The Democratisation of Design (II): MUJI #Muji
Unlike other brands, the Japanese firm Muji, that manufactures affordable houseware and furniture without recognisable labels, doesn’t try to answer to the varying taste of the consumer, but to its own brand concept. The main feature of Muji’s products is a concise aesthetic, without ornaments, characterised by simplicity, functionality and ecologic manufacture.
The name MUJI is the contraction of mujirushi ryóhin, which means “quality products without brand”.

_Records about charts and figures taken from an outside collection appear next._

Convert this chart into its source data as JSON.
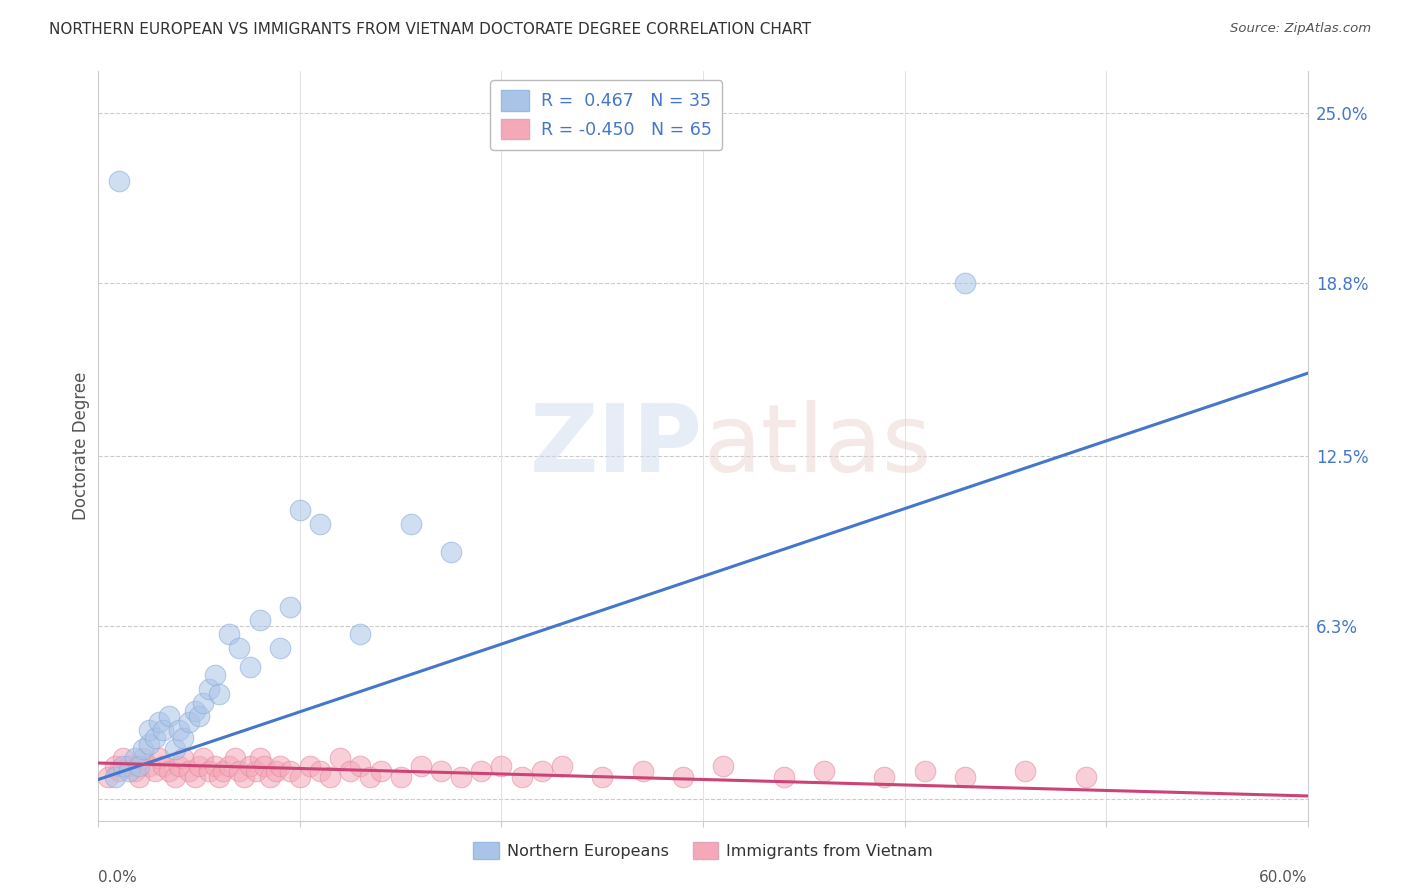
{
  "title": "NORTHERN EUROPEAN VS IMMIGRANTS FROM VIETNAM DOCTORATE DEGREE CORRELATION CHART",
  "source": "Source: ZipAtlas.com",
  "ylabel": "Doctorate Degree",
  "yticks": [
    0.0,
    0.063,
    0.125,
    0.188,
    0.25
  ],
  "ytick_labels": [
    "",
    "6.3%",
    "12.5%",
    "18.8%",
    "25.0%"
  ],
  "xmin": 0.0,
  "xmax": 0.6,
  "ymin": -0.008,
  "ymax": 0.265,
  "blue_R": "0.467",
  "blue_N": "35",
  "pink_R": "-0.450",
  "pink_N": "65",
  "blue_color": "#aac4e8",
  "pink_color": "#f4a8b8",
  "blue_line_color": "#4477cc",
  "pink_line_color": "#cc4477",
  "legend_label_blue": "Northern Europeans",
  "legend_label_pink": "Immigrants from Vietnam",
  "blue_line_x": [
    0.0,
    0.6
  ],
  "blue_line_y": [
    0.007,
    0.155
  ],
  "pink_line_x": [
    0.0,
    0.6
  ],
  "pink_line_y": [
    0.013,
    0.001
  ],
  "blue_scatter_x": [
    0.008,
    0.012,
    0.015,
    0.018,
    0.02,
    0.022,
    0.025,
    0.025,
    0.028,
    0.03,
    0.032,
    0.035,
    0.038,
    0.04,
    0.042,
    0.045,
    0.048,
    0.05,
    0.052,
    0.055,
    0.058,
    0.06,
    0.065,
    0.07,
    0.075,
    0.08,
    0.09,
    0.095,
    0.1,
    0.11,
    0.13,
    0.155,
    0.175,
    0.43,
    0.01
  ],
  "blue_scatter_y": [
    0.008,
    0.012,
    0.01,
    0.015,
    0.012,
    0.018,
    0.02,
    0.025,
    0.022,
    0.028,
    0.025,
    0.03,
    0.018,
    0.025,
    0.022,
    0.028,
    0.032,
    0.03,
    0.035,
    0.04,
    0.045,
    0.038,
    0.06,
    0.055,
    0.048,
    0.065,
    0.055,
    0.07,
    0.105,
    0.1,
    0.06,
    0.1,
    0.09,
    0.188,
    0.225
  ],
  "pink_scatter_x": [
    0.005,
    0.008,
    0.01,
    0.012,
    0.015,
    0.018,
    0.02,
    0.022,
    0.025,
    0.028,
    0.03,
    0.032,
    0.035,
    0.038,
    0.04,
    0.042,
    0.045,
    0.048,
    0.05,
    0.052,
    0.055,
    0.058,
    0.06,
    0.062,
    0.065,
    0.068,
    0.07,
    0.072,
    0.075,
    0.078,
    0.08,
    0.082,
    0.085,
    0.088,
    0.09,
    0.095,
    0.1,
    0.105,
    0.11,
    0.115,
    0.12,
    0.125,
    0.13,
    0.135,
    0.14,
    0.15,
    0.16,
    0.17,
    0.18,
    0.19,
    0.2,
    0.21,
    0.22,
    0.23,
    0.25,
    0.27,
    0.29,
    0.31,
    0.34,
    0.36,
    0.39,
    0.41,
    0.43,
    0.46,
    0.49
  ],
  "pink_scatter_y": [
    0.008,
    0.012,
    0.01,
    0.015,
    0.012,
    0.01,
    0.008,
    0.015,
    0.012,
    0.01,
    0.015,
    0.012,
    0.01,
    0.008,
    0.012,
    0.015,
    0.01,
    0.008,
    0.012,
    0.015,
    0.01,
    0.012,
    0.008,
    0.01,
    0.012,
    0.015,
    0.01,
    0.008,
    0.012,
    0.01,
    0.015,
    0.012,
    0.008,
    0.01,
    0.012,
    0.01,
    0.008,
    0.012,
    0.01,
    0.008,
    0.015,
    0.01,
    0.012,
    0.008,
    0.01,
    0.008,
    0.012,
    0.01,
    0.008,
    0.01,
    0.012,
    0.008,
    0.01,
    0.012,
    0.008,
    0.01,
    0.008,
    0.012,
    0.008,
    0.01,
    0.008,
    0.01,
    0.008,
    0.01,
    0.008
  ]
}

Although it is perfectly designed by renowned designers such as Naoto Fukasawa, Jasper Morrison, James Irvine or Sam Hecht, the furniture produced by Muji tries to develop a kind of design that combines the traditional Japanese aesthetics with a contemporary design of quality.
Muji has lately added to its catalogue some prefab houses that follows the same spirit than the rest of its products. Kengo Kuma is the author of the Window House and the Tree House. Also Shigeru Ban designed a version of his Furniture House using Muji’s modular storage system.

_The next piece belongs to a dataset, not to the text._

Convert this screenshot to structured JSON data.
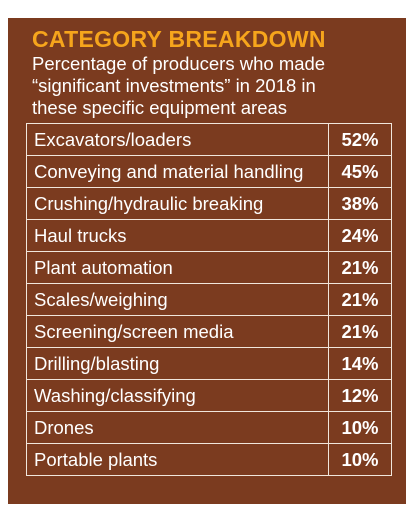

Muji asked three of its usual designers to develop three hut prototypes for the Tokio Design Week 2015: Konstantin Grcic’s Aluminium Hut, Jasper Morrison’s Cork Hut and Naoto Fukasawa’s Wooden Hut. These prefab dwellings, as well as Muji’s furniture, imply an attempt to make affordable for most of people an absolutely contemporary design made by top-class designers that intentionally looks for a spirit of normality and familiarity.